Sé que las cosas son distintas en la práctica diaria de la comunidad cristiana, pero el mensaje que llega a la sociedad como mensaje de la Iglesia es éste; y lo cierto es que la mayoría de los que defendemos una postura diferente "acallamos la palabra que nos quema por dentro" por diferentes razones.
Quien haya aguantado hasta aquí se preguntará por qué estas letras se titulan Gracias a Dios. La explicación está en unas palabras que Jesús, según relata el evangelio de Mateo, dirigió a la buena gente de su tiempo, a los individuos piadosos que conocían y cumplían la ley de Dios: "En verdad os digo que los publicanos y las prostitutas llegan antes que vosotros al Reino de Dios Porque vino Juan a vosotros por caminos de justicia (...) y los publicanos y las prostitutas creyeron en él.". (Mt. 21, 31-32). Yo creo que hoy se puede decir esto mismo de otra manera: los homosexuales, junto con las víctimas de la miseria, la violencia, la marginación de cualquier tipo y el resto de plagas que generamos los hombres y mujeres que poblamos la Tierra, llegan antes que muchos de nosotros al Reino de Dios.

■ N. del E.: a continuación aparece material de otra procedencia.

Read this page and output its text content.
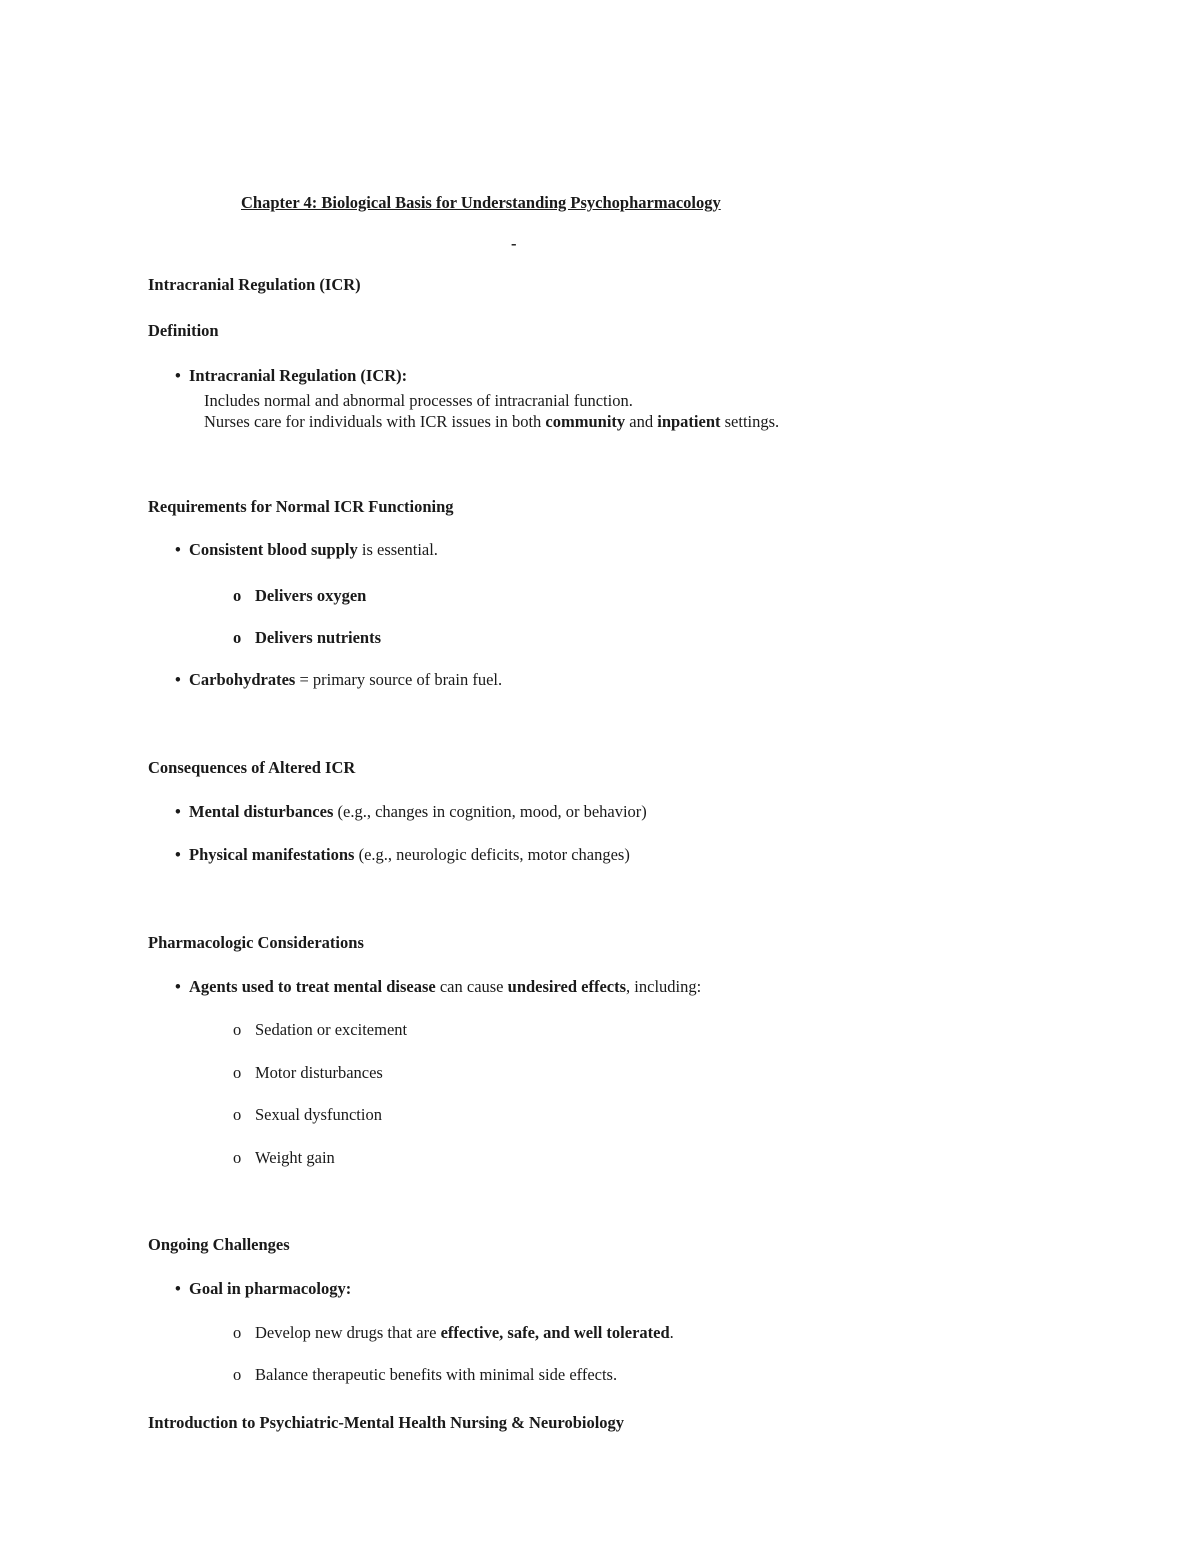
Chapter 4: Biological Basis for Understanding Psychopharmacology
-
Intracranial Regulation (ICR)
Definition
• Intracranial Regulation (ICR):
Includes normal and abnormal processes of intracranial function.
Nurses care for individuals with ICR issues in both community and inpatient settings.
Requirements for Normal ICR Functioning
• Consistent blood supply is essential.
o Delivers oxygen
o Delivers nutrients
• Carbohydrates = primary source of brain fuel.
Consequences of Altered ICR
• Mental disturbances (e.g., changes in cognition, mood, or behavior)
• Physical manifestations (e.g., neurologic deficits, motor changes)
Pharmacologic Considerations
• Agents used to treat mental disease can cause undesired effects, including:
o Sedation or excitement
o Motor disturbances
o Sexual dysfunction
o Weight gain
Ongoing Challenges
• Goal in pharmacology:
o Develop new drugs that are effective, safe, and well tolerated.
o Balance therapeutic benefits with minimal side effects.
Introduction to Psychiatric-Mental Health Nursing & Neurobiology
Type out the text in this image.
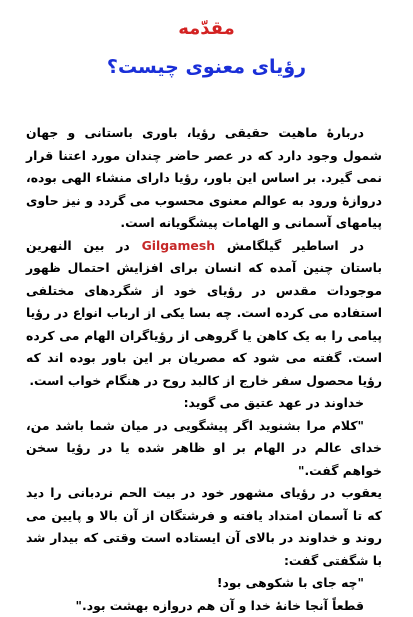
مقدّمه
رؤیای معنوی چیست؟

دربارۀ ماهیت حقیقی رؤیا، باوری باستانی و جهان شمول وجود دارد که در عصر حاضر چندان مورد اعتنا قرار نمی گیرد. بر اساس این باور، رؤیا دارای منشاء الهی بوده، دروازۀ ورود به عوالم معنوی محسوب می گردد و نیز حاوی پیامهای آسمانی و الهامات پیشگویانه است.

در اساطیر گیلگامش Gilgamesh در بین النهرین باستان چنین آمده که انسان برای افزایش احتمال ظهور موجودات مقدس در رؤیای خود از شگردهای مختلفی استفاده می کرده است. چه بسا یکی از ارباب انواع در رؤیا پیامی را به یک کاهن یا گروهی از رؤیاگران الهام می کرده است. گفته می شود که مصریان بر این باور بوده اند که رؤیا محصول سفر خارج از کالبد روح در هنگام خواب است.

خداوند در عهد عتیق می گوید:

"کلام مرا بشنوید اگر پیشگویی در میان شما باشد من، خدای عالم در الهام بر او ظاهر شده یا در رؤیا سخن خواهم گفت."

یعقوب در رؤیای مشهور خود در بیت الحم نردبانی را دید که تا آسمان امتداد یافته و فرشتگان از آن بالا و پایین می روند و خداوند در بالای آن ایستاده است وقتی که بیدار شد با شگفتی گفت:

"چه جای با شکوهی بود!

قطعاً آنجا خانۀ خدا و آن هم دروازه بهشت بود."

Creo que la promesa de liberación del Dios que sacó a su pueblo de Egipto está destinada también a ellos y que se está cumpliendo ya en esta Tierra, incluso a pesar de algunos de nosotros, sin esperar a un futuro escatológico. Y creo que esto es así gracias a Dios. Y además doy gracias a Dios por ello.
Bittor Uraga Laurrieta es traductor y documentalista.